International Standard Bible Encyclopedia (1915)

(Beroia or Berroia):

(1) A town of southwestern Macedonia, in the district of Emathia. It lay at the foot of Mt. Bermius, on a tributary of the Haliacmon, and seems to have been an ancient town, though the date of its foundation is uncertain. A passage in Thucydides (i.61) relating to the year 432 BC probably refers to another place of the same name, but an inscription (Inscr Graec, II, 5, 296i) proves its existence at the end of the 4th century BC, and it is twice mentioned by Polybius (xxvii.8; xxviii.8).
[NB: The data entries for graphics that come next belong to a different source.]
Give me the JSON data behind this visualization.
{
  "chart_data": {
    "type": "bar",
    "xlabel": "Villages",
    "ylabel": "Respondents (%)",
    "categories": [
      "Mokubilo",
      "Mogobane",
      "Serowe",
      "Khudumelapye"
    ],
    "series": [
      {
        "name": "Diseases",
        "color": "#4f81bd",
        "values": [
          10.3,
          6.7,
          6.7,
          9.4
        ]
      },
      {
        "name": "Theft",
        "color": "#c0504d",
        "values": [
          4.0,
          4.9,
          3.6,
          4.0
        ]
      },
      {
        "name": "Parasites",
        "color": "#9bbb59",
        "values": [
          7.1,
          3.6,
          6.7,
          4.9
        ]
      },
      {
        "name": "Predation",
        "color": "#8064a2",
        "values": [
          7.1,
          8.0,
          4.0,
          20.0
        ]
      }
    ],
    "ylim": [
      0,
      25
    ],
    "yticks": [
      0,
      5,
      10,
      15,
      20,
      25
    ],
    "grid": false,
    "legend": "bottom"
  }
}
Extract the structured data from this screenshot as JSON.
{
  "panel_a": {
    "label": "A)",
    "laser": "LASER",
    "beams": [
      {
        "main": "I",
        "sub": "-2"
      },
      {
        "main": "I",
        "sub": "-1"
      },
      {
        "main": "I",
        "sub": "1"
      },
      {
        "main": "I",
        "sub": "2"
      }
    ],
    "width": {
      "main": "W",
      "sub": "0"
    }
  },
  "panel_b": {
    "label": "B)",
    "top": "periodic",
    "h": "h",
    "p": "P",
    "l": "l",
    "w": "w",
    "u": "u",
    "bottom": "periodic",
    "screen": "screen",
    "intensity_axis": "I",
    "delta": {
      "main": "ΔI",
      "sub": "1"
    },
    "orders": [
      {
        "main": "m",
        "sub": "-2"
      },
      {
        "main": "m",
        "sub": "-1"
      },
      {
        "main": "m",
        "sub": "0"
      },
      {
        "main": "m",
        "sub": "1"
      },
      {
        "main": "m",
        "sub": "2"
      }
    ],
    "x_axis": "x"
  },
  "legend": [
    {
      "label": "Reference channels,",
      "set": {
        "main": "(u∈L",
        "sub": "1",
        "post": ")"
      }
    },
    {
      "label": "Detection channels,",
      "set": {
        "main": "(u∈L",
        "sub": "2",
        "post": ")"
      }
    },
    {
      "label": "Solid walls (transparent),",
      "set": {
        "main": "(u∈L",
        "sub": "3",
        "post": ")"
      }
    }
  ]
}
After the battle of Pydba in 168 BC Berea was the first city to surrender to Rome and fell in the third of the four regions into which Macedonia was divided (Livy xliv.45; xlv.29). Paul and Silas came to Berea from Thessalonica which they had been forced by an uproar to leave, and preached in the synagogue to the Jews, many of whom believed after a candid examination of the apostolic message in the light of their Scriptures (Ac 17:10,11). A number of "Gr women of honorable estate and of men" also believed, but the advent of a body of hostile Jews from Thessalonica created a disturbance in consequence of which Paul had to leave the city, though Silas and Timothy stayed there for a few days longer (Ac 17:12-15). Perhaps the Sopater of Berea who accompanied Paul to Asia on his last journey to Jerusalem was one of his converts on this visit (Ac 20:4). Berea, which was one of the most populous cities of Macedonia early became a bishopric under the metropolitan of Thessalonica and was itself made a metropolis by Andronicus II (1283-1328): there is a tradition that the first bishop of the church was Onesimus. It played a prominent part in the struggles between the Greeks and the Bulgarians and Serbs, and was finally conquered by the Turks in 1373-74. The town, which still bears among the Greeks its ancient name (pronounced Verria) though called by the Turks Karaferia, possesses but few remains of antiquity with the exception of numerous inscriptions (Leake, Travels in Northern Greece, III, 290 if; Cousinery, Voyage dans la Macedoine, I, 57 ff; Dimitsas, Makedonia in Greek, 57 ff).

Marcus N. Tod

(2) The place where Menelaus the ex-high priest was executed by order of Antiochus Eupator, the victim, according to local custom, being cast from a tower 50 cubits high into a bed of ashes (2 Macc 13:3 ff). It was the ancient city of Chalab, lying about midway between Antioch and Hierapolis. Seleucus Nicator gave it the name Berea. It was a city of importance under the Moslems in the Middle Ages, when the old name again asserted itself, and remains to the present time.

The name "Aleppo" came to us through the Venetian traders in the days before the great overland route to India via Aleppo lost its importance through the discovery of the passage round the Cape. Aleppo is now a city of nearly 130,000 inhabitants. The governor exercises authority over a wide district extending from the Euphrates to the Mediterranean.

(3) (Berea); A place mentioned in 1 Macc 9:4. It may be identical with BEEROTH (which see) in Benjamin, a Hivite town, 8 miles North of Jerusalem, or with the modern Birez-Zait, 1 1/2 miles Northwest of Jifneh.